Saenz and other SEIU officials agree that the main differences with
the AFL-CIO are at the national level.
“I don’t think we feel like it’s a split for the
local labor movement,” said Peter Rider, the secretary/treasurer
for SEIU Local 615 who for 10 years served on the national board
of the AFL-CIO. “It’s a split over leadership at the
national level.”
AFL-CIO President John Sweeney has come under fire in recent years
for his failure to persuade member unions to expand their membership.
While the United States workforce has been growing, the percentage
of the workforce that is unionized has been declining — from
16.7 percent to 12.5 percent since 1995.
In much of the country, labor’s traditional base of manufacturing
jobs has given way to a service-based economy. As European groups
who immigrated decades ago have moved up the social ladder, more
recent immigrants from Central and South America and the Caribbean
are now working the lowest-paying jobs.
In Providence, that often means cleaning offices for the state’s
minimum wage of $6.75 an hour, too little to survive on, workers
say.
“Our situation is very difficult as immigrants,” said
Luis Lopez, who works 16 hours a day cleaning a non-unionized building
in the city’s downtown. “They often take advantage of
the fact that you are an immigrant. They give you the hardest work
with the lowest pay.”
Lopez is exactly the type of worker SEIU has been targeting with
its national organizing campaigns aimed at janitors and, more recently,
security guards. And the largely immigrant labor force that makes
up those unions seems badly in need of help.
“You can’t support your family working these jobs, even
if you work 60 hours a week,” Saenz said. “It’s
always difficult for workers in these jobs to make ends meet.”

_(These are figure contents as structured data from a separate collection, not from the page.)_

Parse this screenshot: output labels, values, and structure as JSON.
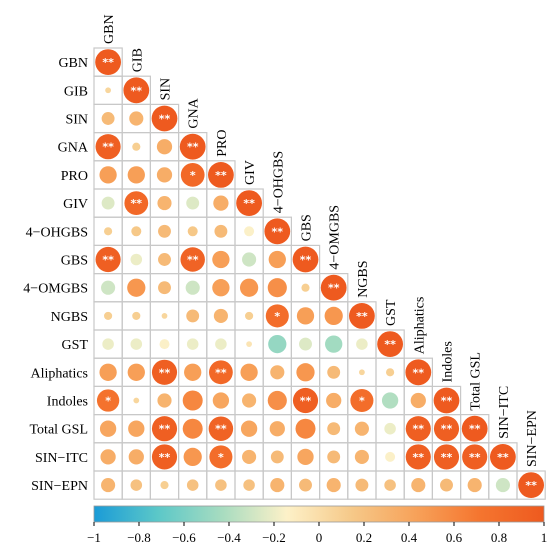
{
  "chart_data": {
    "type": "heatmap",
    "subtype": "correlation-matrix-lower-triangle",
    "title": "",
    "variables": [
      "GBN",
      "GIB",
      "SIN",
      "GNA",
      "PRO",
      "GIV",
      "4−OHGBS",
      "GBS",
      "4−OMGBS",
      "NGBS",
      "GST",
      "Aliphatics",
      "Indoles",
      "Total GSL",
      "SIN−ITC",
      "SIN−EPN"
    ],
    "matrix": [
      [
        1
      ],
      [
        0.05,
        1
      ],
      [
        0.25,
        0.3,
        1
      ],
      [
        0.95,
        0.1,
        0.35,
        1
      ],
      [
        0.45,
        0.45,
        0.35,
        0.85,
        1
      ],
      [
        -0.25,
        0.85,
        0.3,
        -0.25,
        0.35,
        1
      ],
      [
        0.1,
        0.15,
        0.25,
        0.15,
        0.25,
        -0.15,
        1
      ],
      [
        0.95,
        -0.2,
        0.25,
        0.9,
        0.45,
        -0.3,
        0.45,
        1
      ],
      [
        -0.3,
        0.5,
        0.25,
        -0.3,
        0.45,
        0.5,
        0.55,
        0.1,
        1
      ],
      [
        0.1,
        0.1,
        0.05,
        0.25,
        0.3,
        0.1,
        0.8,
        0.45,
        0.5,
        1
      ],
      [
        -0.2,
        -0.2,
        -0.15,
        -0.2,
        -0.2,
        -0.05,
        -0.5,
        -0.25,
        -0.45,
        -0.2,
        1
      ],
      [
        0.45,
        0.45,
        0.95,
        0.45,
        0.85,
        0.45,
        0.3,
        0.5,
        0.25,
        0.05,
        0.1,
        1
      ],
      [
        0.75,
        0.05,
        0.3,
        0.6,
        0.4,
        0.3,
        0.55,
        0.95,
        0.35,
        0.8,
        -0.4,
        0.35,
        1
      ],
      [
        0.4,
        0.4,
        0.95,
        0.6,
        0.9,
        0.4,
        0.35,
        0.6,
        0.25,
        0.3,
        -0.2,
        0.95,
        0.95,
        1
      ],
      [
        0.35,
        0.35,
        0.95,
        0.5,
        0.8,
        0.3,
        0.25,
        0.4,
        0.25,
        0.3,
        -0.15,
        0.95,
        0.95,
        0.95,
        1
      ],
      [
        0.3,
        0.2,
        0.1,
        0.2,
        0.2,
        0.2,
        0.3,
        0.25,
        0.3,
        0.25,
        0.2,
        0.3,
        0.25,
        0.3,
        -0.3,
        1
      ]
    ],
    "significance_stars": [
      [
        "**"
      ],
      [
        "",
        "**"
      ],
      [
        "",
        "",
        "**"
      ],
      [
        "**",
        "",
        "",
        "**"
      ],
      [
        "",
        "",
        "",
        "*",
        "**"
      ],
      [
        "",
        "**",
        "",
        "",
        "",
        "**"
      ],
      [
        "",
        "",
        "",
        "",
        "",
        "",
        "**"
      ],
      [
        "**",
        "",
        "",
        "**",
        "",
        "",
        "",
        "**"
      ],
      [
        "",
        "",
        "",
        "",
        "",
        "",
        "",
        "",
        "**"
      ],
      [
        "",
        "",
        "",
        "",
        "",
        "",
        "*",
        "",
        "",
        "**"
      ],
      [
        "",
        "",
        "",
        "",
        "",
        "",
        "",
        "",
        "",
        "",
        "**"
      ],
      [
        "",
        "",
        "**",
        "",
        "**",
        "",
        "",
        "",
        "",
        "",
        "",
        "**"
      ],
      [
        "*",
        "",
        "",
        "",
        "",
        "",
        "",
        "**",
        "",
        "*",
        "",
        "",
        "**"
      ],
      [
        "",
        "",
        "**",
        "",
        "**",
        "",
        "",
        "",
        "",
        "",
        "",
        "**",
        "**",
        "**"
      ],
      [
        "",
        "",
        "**",
        "",
        "*",
        "",
        "",
        "",
        "",
        "",
        "",
        "**",
        "**",
        "**",
        "**"
      ],
      [
        "",
        "",
        "",
        "",
        "",
        "",
        "",
        "",
        "",
        "",
        "",
        "",
        "",
        "",
        "",
        "**"
      ]
    ],
    "color_scale": {
      "min": -1,
      "max": 1,
      "stops": [
        "#1a9bd7",
        "#5cc8c8",
        "#a8dcc0",
        "#fdf1c8",
        "#f6c989",
        "#f7a25a",
        "#f5752f",
        "#ee5a1f"
      ],
      "ticks": [
        "−1",
        "−0.8",
        "−0.6",
        "−0.4",
        "−0.2",
        "0",
        "0.2",
        "0.4",
        "0.6",
        "0.8",
        "1"
      ]
    },
    "legend_position": "bottom",
    "grid": true
  }
}
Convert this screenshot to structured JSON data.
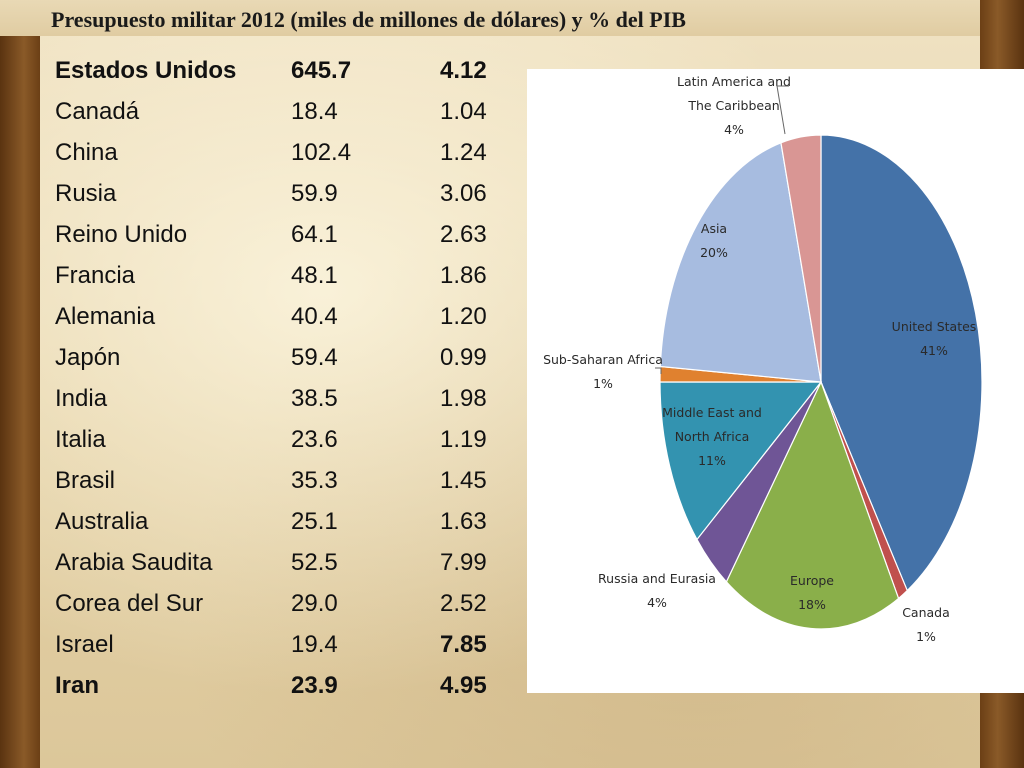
{
  "slide": {
    "title": "Presupuesto militar 2012 (miles de millones de dólares) y % del PIB"
  },
  "table": {
    "rows": [
      {
        "country": "Estados Unidos",
        "budget": "645.7",
        "gdp_pct": "4.12",
        "bold": true
      },
      {
        "country": "Canadá",
        "budget": "18.4",
        "gdp_pct": "1.04"
      },
      {
        "country": "China",
        "budget": "102.4",
        "gdp_pct": "1.24"
      },
      {
        "country": "Rusia",
        "budget": "59.9",
        "gdp_pct": "3.06"
      },
      {
        "country": "Reino Unido",
        "budget": "64.1",
        "gdp_pct": "2.63"
      },
      {
        "country": "Francia",
        "budget": "48.1",
        "gdp_pct": "1.86"
      },
      {
        "country": "Alemania",
        "budget": "40.4",
        "gdp_pct": "1.20"
      },
      {
        "country": "Japón",
        "budget": "59.4",
        "gdp_pct": "0.99"
      },
      {
        "country": "India",
        "budget": "38.5",
        "gdp_pct": "1.98"
      },
      {
        "country": "Italia",
        "budget": "23.6",
        "gdp_pct": "1.19"
      },
      {
        "country": "Brasil",
        "budget": "35.3",
        "gdp_pct": "1.45"
      },
      {
        "country": "Australia",
        "budget": "25.1",
        "gdp_pct": "1.63"
      },
      {
        "country": "Arabia Saudita",
        "budget": "52.5",
        "gdp_pct": "7.99"
      },
      {
        "country": "Corea del Sur",
        "budget": "29.0",
        "gdp_pct": "2.52"
      },
      {
        "country": "Israel",
        "budget": "19.4",
        "gdp_pct": "7.85",
        "gdp_bold": true
      },
      {
        "country": "Iran",
        "budget": "23.9",
        "gdp_pct": "4.95",
        "bold": true
      }
    ]
  },
  "chart_data": {
    "type": "pie",
    "title": "",
    "start_angle_deg": 0,
    "direction": "clockwise",
    "slices": [
      {
        "label_lines": [
          "United States",
          "41%"
        ],
        "value": 41,
        "color": "#4472a8"
      },
      {
        "label_lines": [
          "Canada",
          "1%"
        ],
        "value": 1,
        "color": "#c0504d"
      },
      {
        "label_lines": [
          "Europe",
          "18%"
        ],
        "value": 18,
        "color": "#8aaf4a"
      },
      {
        "label_lines": [
          "Russia and Eurasia",
          "4%"
        ],
        "value": 4,
        "color": "#6f5596"
      },
      {
        "label_lines": [
          "Middle East and",
          "North Africa",
          "11%"
        ],
        "value": 11,
        "color": "#3393b0"
      },
      {
        "label_lines": [
          "Sub-Saharan Africa",
          "1%"
        ],
        "value": 1,
        "color": "#e0812f"
      },
      {
        "label_lines": [
          "Asia",
          "20%"
        ],
        "value": 20,
        "color": "#a7bce0"
      },
      {
        "label_lines": [
          "Latin America and",
          "The Caribbean",
          "4%"
        ],
        "value": 4,
        "color": "#d99694"
      }
    ]
  }
}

SEIU Local 615, which covers Massachusetts, Rhode Island, New Hampshire
and Maine, plugged into the One Providence network, a coalition
of labor groups and community organizations pushing for higher wages
and better conditions for Providence workers.
At Monday’s action, city councilors and neighborhood organizations
linked up with religious leaders and labor activists in the type
of broad-based coalition that has become SEIU’s modus operandi.
And among the diverse crowd were Nee and other representatives of
AFL-CIO affiliates.
“With the fights we need to engage in as a labor coalition
we can’t fight alone,” Saenz said. “When employers
are violating workers’ rights, it affects all of us.”